Westbrook Johnson

thinks he might

write more:

someday,

here.

In my day-to-day work, I tend to write custom elements using the LitElement base class. This is great because it reduces boilerplate, focuses me on the functionality I'm delivering, and enforces at least a baseline normalization of patterns with my coworkers. However, I at least put a passing attempt at writing vanilla web components when bringing together explainers and conversation around non-Lit contexts; see articles on the styling of basic custom elements or the internals of custom elements. That process often leaves me to think out loud about the patterns that might be useful for leveraging when building many/shared/distributed custom elements with vanilla JS, here's one...

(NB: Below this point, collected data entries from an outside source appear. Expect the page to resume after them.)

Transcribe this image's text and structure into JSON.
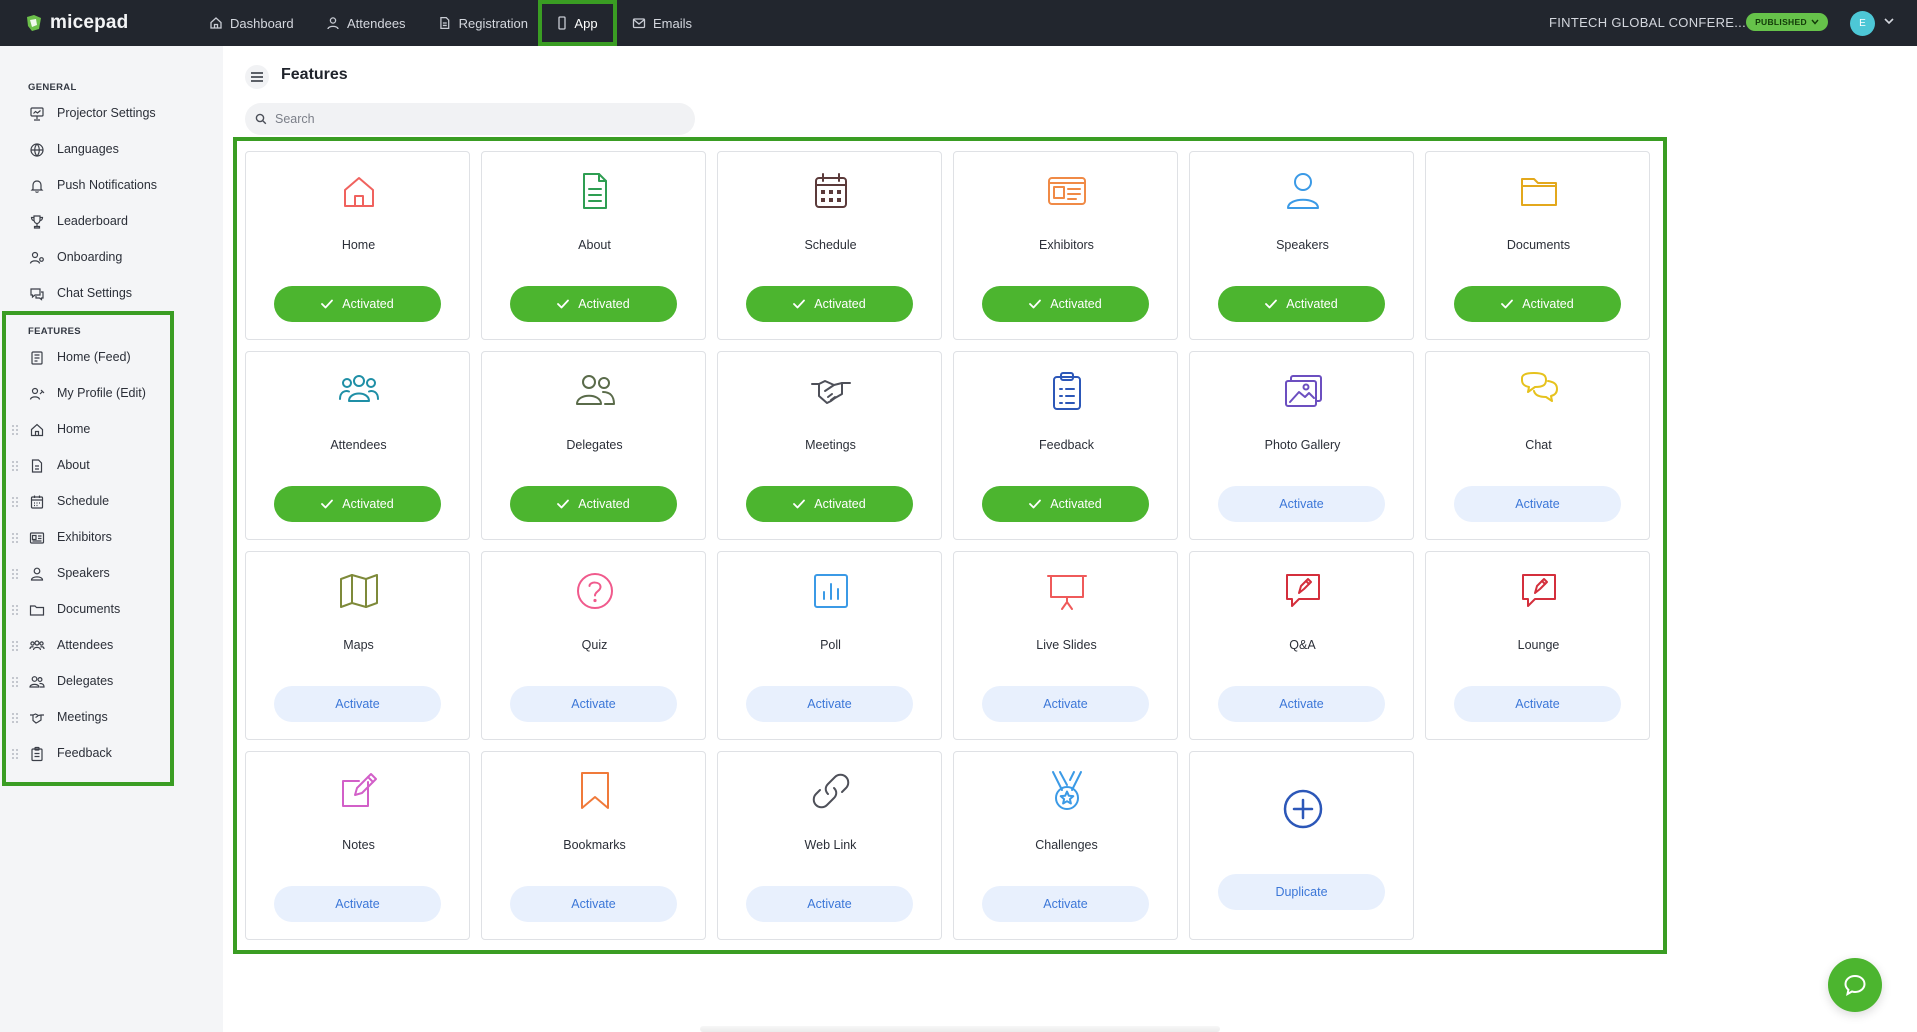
{
  "app": {
    "name": "micepad"
  },
  "nav": {
    "items": [
      {
        "label": "Dashboard",
        "icon": "home-icon"
      },
      {
        "label": "Attendees",
        "icon": "user-icon"
      },
      {
        "label": "Registration",
        "icon": "document-icon"
      },
      {
        "label": "App",
        "icon": "mobile-icon",
        "active": true
      },
      {
        "label": "Emails",
        "icon": "mail-icon"
      }
    ],
    "event_title": "FINTECH GLOBAL CONFERE...",
    "status": "PUBLISHED",
    "avatar_initial": "E"
  },
  "sidebar": {
    "general_title": "GENERAL",
    "general_items": [
      {
        "label": "Projector Settings",
        "icon": "projector-icon"
      },
      {
        "label": "Languages",
        "icon": "globe-icon"
      },
      {
        "label": "Push Notifications",
        "icon": "bell-icon"
      },
      {
        "label": "Leaderboard",
        "icon": "trophy-icon"
      },
      {
        "label": "Onboarding",
        "icon": "user-settings-icon"
      },
      {
        "label": "Chat Settings",
        "icon": "chat-icon"
      }
    ],
    "features_title": "FEATURES",
    "feature_items": [
      {
        "label": "Home (Feed)",
        "icon": "feed-icon",
        "draggable": false
      },
      {
        "label": "My Profile (Edit)",
        "icon": "profile-edit-icon",
        "draggable": false
      },
      {
        "label": "Home",
        "icon": "home-icon",
        "draggable": true
      },
      {
        "label": "About",
        "icon": "document-icon",
        "draggable": true
      },
      {
        "label": "Schedule",
        "icon": "calendar-icon",
        "draggable": true
      },
      {
        "label": "Exhibitors",
        "icon": "id-card-icon",
        "draggable": true
      },
      {
        "label": "Speakers",
        "icon": "user-icon",
        "draggable": true
      },
      {
        "label": "Documents",
        "icon": "folder-icon",
        "draggable": true
      },
      {
        "label": "Attendees",
        "icon": "group-icon",
        "draggable": true
      },
      {
        "label": "Delegates",
        "icon": "delegates-icon",
        "draggable": true
      },
      {
        "label": "Meetings",
        "icon": "handshake-icon",
        "draggable": true
      },
      {
        "label": "Feedback",
        "icon": "clipboard-icon",
        "draggable": true
      }
    ]
  },
  "main": {
    "title": "Features",
    "search_placeholder": "Search",
    "activated_label": "Activated",
    "activate_label": "Activate",
    "duplicate_label": "Duplicate",
    "features": [
      {
        "label": "Home",
        "icon": "home-icon",
        "color": "#f0625e",
        "status": "activated"
      },
      {
        "label": "About",
        "icon": "document-icon",
        "color": "#2e9e52",
        "status": "activated"
      },
      {
        "label": "Schedule",
        "icon": "calendar-icon",
        "color": "#5b3a3a",
        "status": "activated"
      },
      {
        "label": "Exhibitors",
        "icon": "id-card-icon",
        "color": "#f08a46",
        "status": "activated"
      },
      {
        "label": "Speakers",
        "icon": "user-icon",
        "color": "#3b9ae6",
        "status": "activated"
      },
      {
        "label": "Documents",
        "icon": "folder-icon",
        "color": "#e3a81c",
        "status": "activated"
      },
      {
        "label": "Attendees",
        "icon": "group-icon",
        "color": "#1f8fa6",
        "status": "activated"
      },
      {
        "label": "Delegates",
        "icon": "delegates-icon",
        "color": "#5a6b4a",
        "status": "activated"
      },
      {
        "label": "Meetings",
        "icon": "handshake-icon",
        "color": "#4e5059",
        "status": "activated"
      },
      {
        "label": "Feedback",
        "icon": "clipboard-icon",
        "color": "#2c57b8",
        "status": "activated"
      },
      {
        "label": "Photo Gallery",
        "icon": "gallery-icon",
        "color": "#6c4fc0",
        "status": "inactive"
      },
      {
        "label": "Chat",
        "icon": "chat-icon",
        "color": "#e6c21d",
        "status": "inactive"
      },
      {
        "label": "Maps",
        "icon": "map-icon",
        "color": "#7e8a3a",
        "status": "inactive"
      },
      {
        "label": "Quiz",
        "icon": "question-icon",
        "color": "#f05a8c",
        "status": "inactive"
      },
      {
        "label": "Poll",
        "icon": "poll-icon",
        "color": "#3b9ae6",
        "status": "inactive"
      },
      {
        "label": "Live Slides",
        "icon": "presentation-icon",
        "color": "#ef5a5a",
        "status": "inactive"
      },
      {
        "label": "Q&A",
        "icon": "qa-icon",
        "color": "#d42f3c",
        "status": "inactive"
      },
      {
        "label": "Lounge",
        "icon": "lounge-icon",
        "color": "#d42f3c",
        "status": "inactive"
      },
      {
        "label": "Notes",
        "icon": "notes-icon",
        "color": "#d25fc8",
        "status": "inactive"
      },
      {
        "label": "Bookmarks",
        "icon": "bookmark-icon",
        "color": "#f07a3a",
        "status": "inactive"
      },
      {
        "label": "Web Link",
        "icon": "link-icon",
        "color": "#4e5059",
        "status": "inactive"
      },
      {
        "label": "Challenges",
        "icon": "medal-icon",
        "color": "#3b9ae6",
        "status": "inactive"
      }
    ],
    "duplicate_icon": "plus-circle-icon",
    "duplicate_icon_color": "#2c57b8"
  },
  "colors": {
    "accent_green": "#4cb52f",
    "highlight_green": "#3a9d23",
    "activate_blue": "#3c77d8",
    "topbar": "#22262e"
  },
  "help": {
    "icon": "chat-bubble-icon"
  }
}
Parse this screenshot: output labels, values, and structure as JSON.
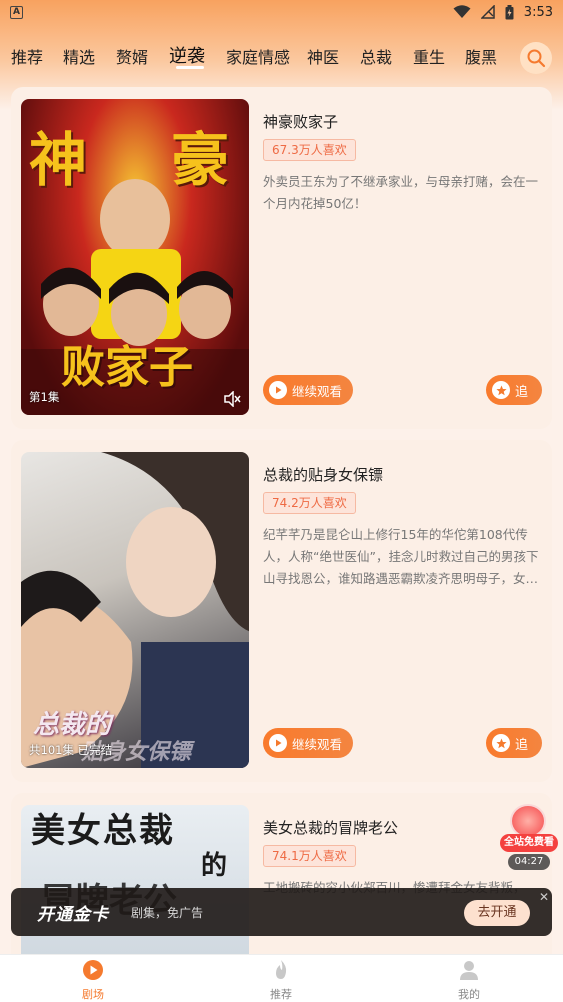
{
  "status_bar": {
    "time": "3:53",
    "app_letter": "A"
  },
  "tabs": [
    {
      "label": "推荐"
    },
    {
      "label": "精选"
    },
    {
      "label": "赘婿"
    },
    {
      "label": "逆袭",
      "active": true
    },
    {
      "label": "家庭情感"
    },
    {
      "label": "神医"
    },
    {
      "label": "总裁"
    },
    {
      "label": "重生"
    },
    {
      "label": "腹黑"
    }
  ],
  "cards": [
    {
      "title": "神豪败家子",
      "likes": "67.3万人喜欢",
      "desc": "外卖员王东为了不继承家业，与母亲打赌，会在一个月内花掉50亿！",
      "caption": "第1集",
      "continue_label": "继续观看",
      "follow_label": "追"
    },
    {
      "title": "总裁的贴身女保镖",
      "likes": "74.2万人喜欢",
      "desc": "纪芊芊乃是昆仑山上修行15年的华佗第108代传人，人称“绝世医仙”，挂念儿时救过自己的男孩下山寻找恩公，谁知路遇恶霸欺凌齐思明母子，女…",
      "caption": "共101集 已完结",
      "continue_label": "继续观看",
      "follow_label": "追"
    },
    {
      "title": "美女总裁的冒牌老公",
      "likes": "74.1万人喜欢",
      "desc": "工地搬砖的穷小伙郑百川，惨遭拜金女友背叛，绝…"
    }
  ],
  "vip_banner": {
    "logo": "开通金卡",
    "sub": "剧集，免广告",
    "button": "去开通",
    "close": "✕"
  },
  "float_widget": {
    "label": "全站免费看",
    "time": "04:27"
  },
  "bottom_nav": [
    {
      "label": "剧场",
      "active": true
    },
    {
      "label": "推荐"
    },
    {
      "label": "我的"
    }
  ],
  "colors": {
    "accent": "#f57a2e",
    "tag_text": "#ee6a44"
  }
}
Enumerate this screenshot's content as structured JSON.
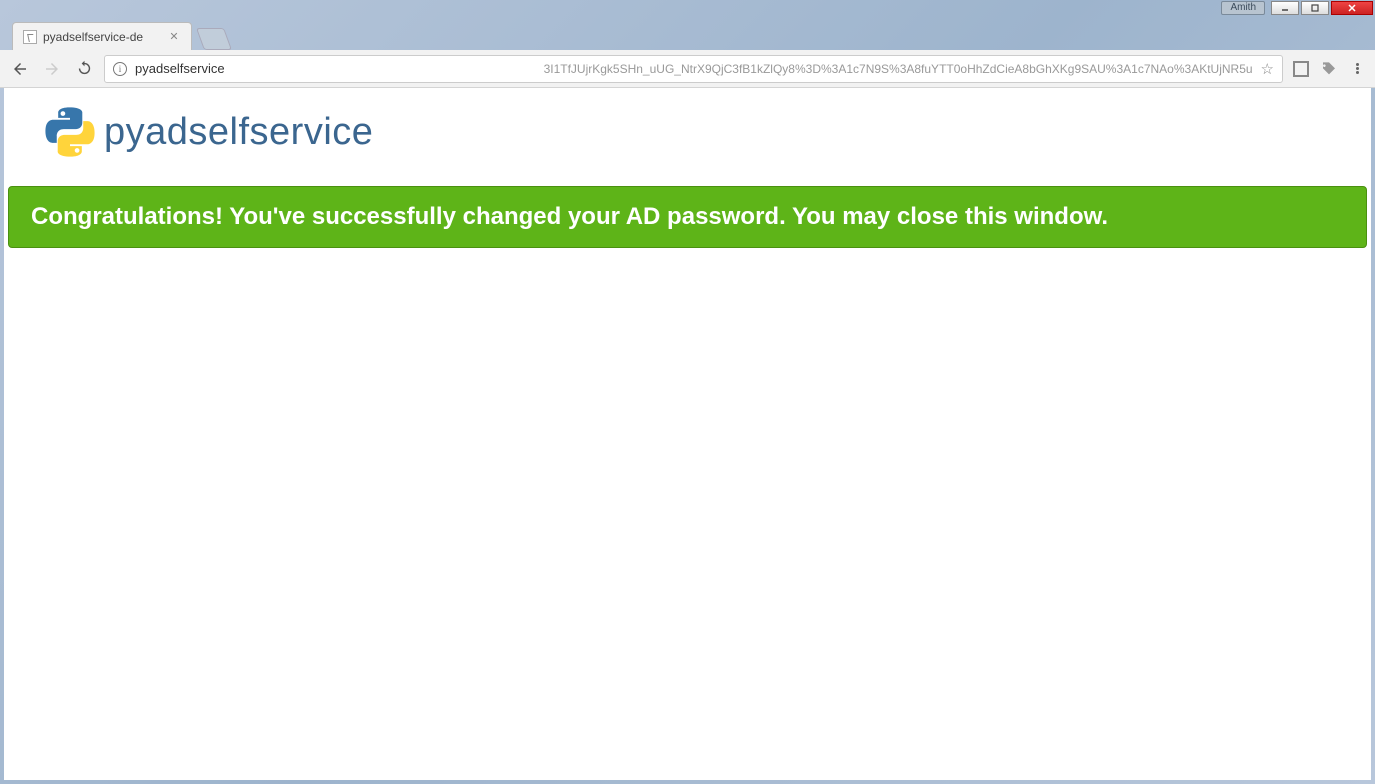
{
  "window": {
    "user_label": "Amith",
    "minimize": "—",
    "maximize": "▢",
    "close": "✕"
  },
  "browser": {
    "tab_title": "pyadselfservice-de",
    "url_host": "pyadselfservice",
    "url_rest": "3I1TfJUjrKgk5SHn_uUG_NtrX9QjC3fB1kZlQy8%3D%3A1c7N9S%3A8fuYTT0oHhZdCieA8bGhXKg9SAU%3A1c7NAo%3AKtUjNR5u"
  },
  "page": {
    "app_name": "pyadselfservice",
    "banner_text": "Congratulations! You've successfully changed your AD password. You may close this window."
  }
}
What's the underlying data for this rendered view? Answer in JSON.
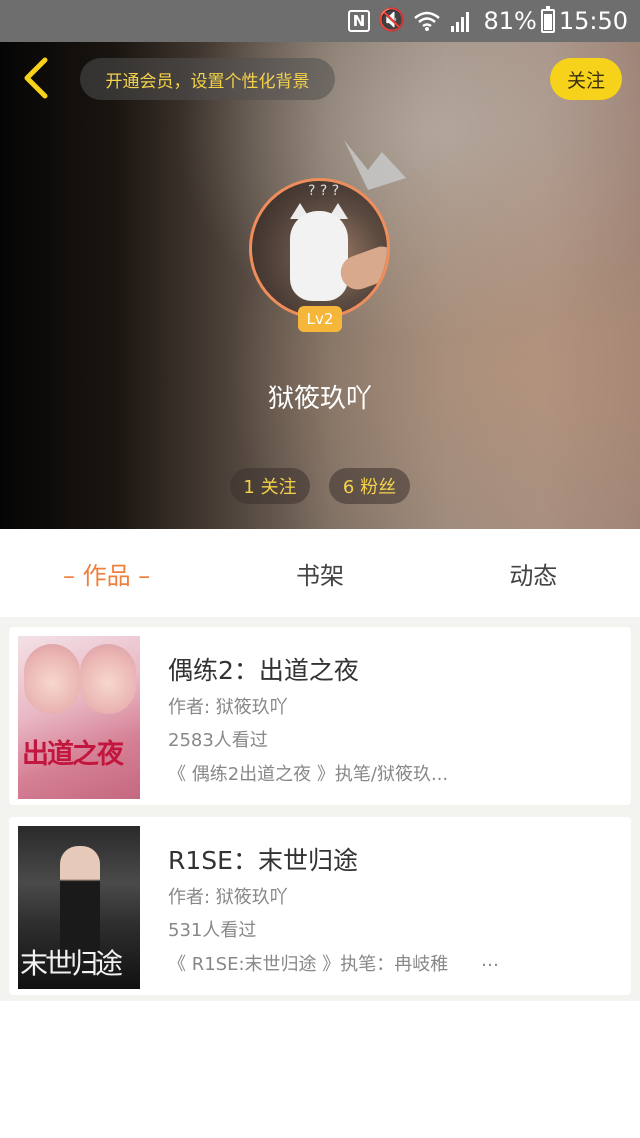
{
  "status_bar": {
    "nfc": "N",
    "battery": "81%",
    "time": "15:50"
  },
  "header": {
    "vip_prompt": "开通会员，设置个性化背景",
    "follow_label": "关注",
    "level_badge": "Lv2",
    "avatar_qmarks": "? ? ?",
    "username": "狱筱玖吖",
    "following": "1 关注",
    "fans": "6 粉丝"
  },
  "tabs": [
    {
      "label": "作品",
      "active": true
    },
    {
      "label": "书架",
      "active": false
    },
    {
      "label": "动态",
      "active": false
    }
  ],
  "books": [
    {
      "title": "偶练2：出道之夜",
      "author": "作者: 狱筱玖吖",
      "views": "2583人看过",
      "description": "《 偶练2出道之夜 》执笔/狱筱玖...",
      "more": "",
      "cover_text": "出道之夜"
    },
    {
      "title": "R1SE：末世归途",
      "author": "作者: 狱筱玖吖",
      "views": "531人看过",
      "description": "《 R1SE:末世归途 》执笔：冉岐稚",
      "more": "…",
      "cover_text": "末世归途"
    }
  ],
  "colors": {
    "accent": "#ef7f3c",
    "follow_button": "#f7d21a",
    "gold_text": "#f4d24a",
    "avatar_ring": "#ef8d5c"
  }
}
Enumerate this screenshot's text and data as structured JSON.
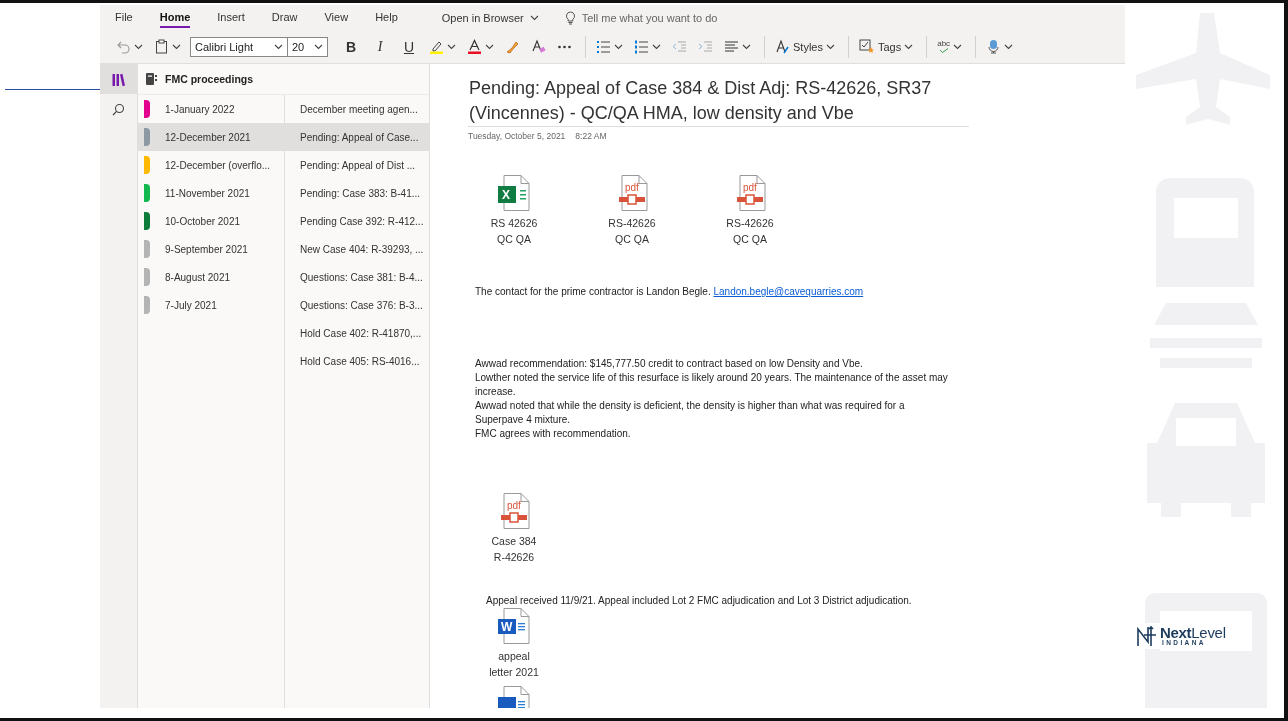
{
  "menu_tabs": [
    {
      "label": "File",
      "selected": false
    },
    {
      "label": "Home",
      "selected": true
    },
    {
      "label": "Insert",
      "selected": false
    },
    {
      "label": "Draw",
      "selected": false
    },
    {
      "label": "View",
      "selected": false
    },
    {
      "label": "Help",
      "selected": false
    }
  ],
  "open_in_browser": "Open in Browser",
  "tell_me": {
    "placeholder": "Tell me what you want to do"
  },
  "toolbar": {
    "font_name": "Calibri Light",
    "font_size": "20",
    "bold": "B",
    "italic": "I",
    "underline": "U",
    "styles": "Styles",
    "tags": "Tags",
    "spelling": "abc"
  },
  "notebook": {
    "title": "FMC proceedings"
  },
  "sections": [
    {
      "label": "1-January 2022",
      "color": "#e3008c",
      "selected": false
    },
    {
      "label": "12-December 2021",
      "color": "#8c98a2",
      "selected": true
    },
    {
      "label": "12-December (overflo...",
      "color": "#ffb900",
      "selected": false
    },
    {
      "label": "11-November 2021",
      "color": "#13b94f",
      "selected": false
    },
    {
      "label": "10-October 2021",
      "color": "#0e7c3a",
      "selected": false
    },
    {
      "label": "9-September 2021",
      "color": "#b4b4b4",
      "selected": false
    },
    {
      "label": "8-August 2021",
      "color": "#b4b4b4",
      "selected": false
    },
    {
      "label": "7-July 2021",
      "color": "#b4b4b4",
      "selected": false
    }
  ],
  "pages": [
    {
      "title": "December meeting agen...",
      "selected": false
    },
    {
      "title": "Pending: Appeal of Case...",
      "selected": true
    },
    {
      "title": "Pending: Appeal of Dist ...",
      "selected": false
    },
    {
      "title": "Pending: Case 383: B-41...",
      "selected": false
    },
    {
      "title": "Pending Case 392: R-412...",
      "selected": false
    },
    {
      "title": "New Case 404: R-39293, ...",
      "selected": false
    },
    {
      "title": "Questions: Case 381: B-4...",
      "selected": false
    },
    {
      "title": "Questions: Case 376: B-3...",
      "selected": false
    },
    {
      "title": "Hold Case 402: R-41870,...",
      "selected": false
    },
    {
      "title": "Hold Case 405: RS-4016...",
      "selected": false
    }
  ],
  "page": {
    "title": "Pending: Appeal of Case 384 & Dist Adj: RS-42626, SR37 (Vincennes) - QC/QA HMA, low density and Vbe",
    "date": "Tuesday, October 5, 2021",
    "time": "8:22 AM",
    "blocks": [
      {
        "kind": "attachments",
        "items": [
          {
            "kind": "excel",
            "icon_text": "X",
            "lines": [
              "RS 42626",
              "QC QA"
            ]
          },
          {
            "kind": "pdf",
            "icon_text": "pdf",
            "lines": [
              "RS-42626",
              "QC QA"
            ]
          },
          {
            "kind": "pdf",
            "icon_text": "pdf",
            "lines": [
              "RS-42626",
              "QC QA"
            ]
          }
        ]
      },
      {
        "kind": "contact",
        "text": "The contact for the prime contractor is Landon Begle.",
        "link": "Landon.begle@cavequarries.com"
      },
      {
        "kind": "notes",
        "lines": [
          "Awwad recommendation: $145,777.50 credit to contract based on low Density and Vbe.",
          "Lowther noted the service life of this resurface is likely around 20 years. The maintenance of the asset may increase.",
          "Awwad noted that while the density is deficient, the density is higher than what was required for a Superpave 4 mixture.",
          "FMC agrees with recommendation."
        ]
      },
      {
        "kind": "attachments",
        "items": [
          {
            "kind": "pdf",
            "icon_text": "pdf",
            "lines": [
              "Case 384",
              "R-42626"
            ]
          }
        ]
      },
      {
        "kind": "paragraph",
        "text": "Appeal received 11/9/21. Appeal included Lot 2 FMC adjudication and Lot 3 District adjudication."
      },
      {
        "kind": "attachments",
        "items": [
          {
            "kind": "word",
            "icon_text": "W",
            "lines": [
              "appeal",
              "letter 2021"
            ]
          }
        ]
      },
      {
        "kind": "attachments",
        "items": [
          {
            "kind": "word"
          }
        ]
      }
    ]
  },
  "logo": {
    "name": "**Next**Level",
    "tagline": "INDIANA"
  }
}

Adopting your parent's style

First published: 2022-11-27

Modified: 2023-12-30

After much adieu, Constructible Stylesheets are finally about to land in all modern browsers. This means so much for tools that have already adopted them in concert with fallbacks to previous techniques to support less forward-thinking browsers; both in form of performance and code simplicity. For tools that haven't adopted them yet, finally, there is a clear path to the performance benefits that come along with this new browser capability. It also means that there is a new possibility of finding new and interesting use cases only made available to us by the presence of this API, thanks to its broader availability. One of those includes the ability to adopt your parent's styles, which might work like this:

import styles from './styles.css' with { type: 'css' };

class ParentStylesAdoptingElement extends HTMLElement {
    constructor() {
        super();
        this.attachShadow({ mode: 'open'});
        this.shadowRoot.appendChild(
            Test.template()
        );
    }

    shadowRoot;

    static template;

    static {
        const template = document.createElement('template');
        template.innerHTML = /* html */`
            <slot></slot>
        `;
        this.template = () => template.content.cloneNode(true);
    }

    connectedCallback() {
        const hostStyles = this.getRootNode().adoptedStyleSheets || [];
        this.shadowRoot.adoptedStyleSheets = [
            ...hostStyles,
            styles
        ];
    }
}

customElements.define('parent-styles-adopting-element', ParentStylesAdoptingElement);

This example also uses static blocks, but they aren't specifically doing any new or interesting work in this case.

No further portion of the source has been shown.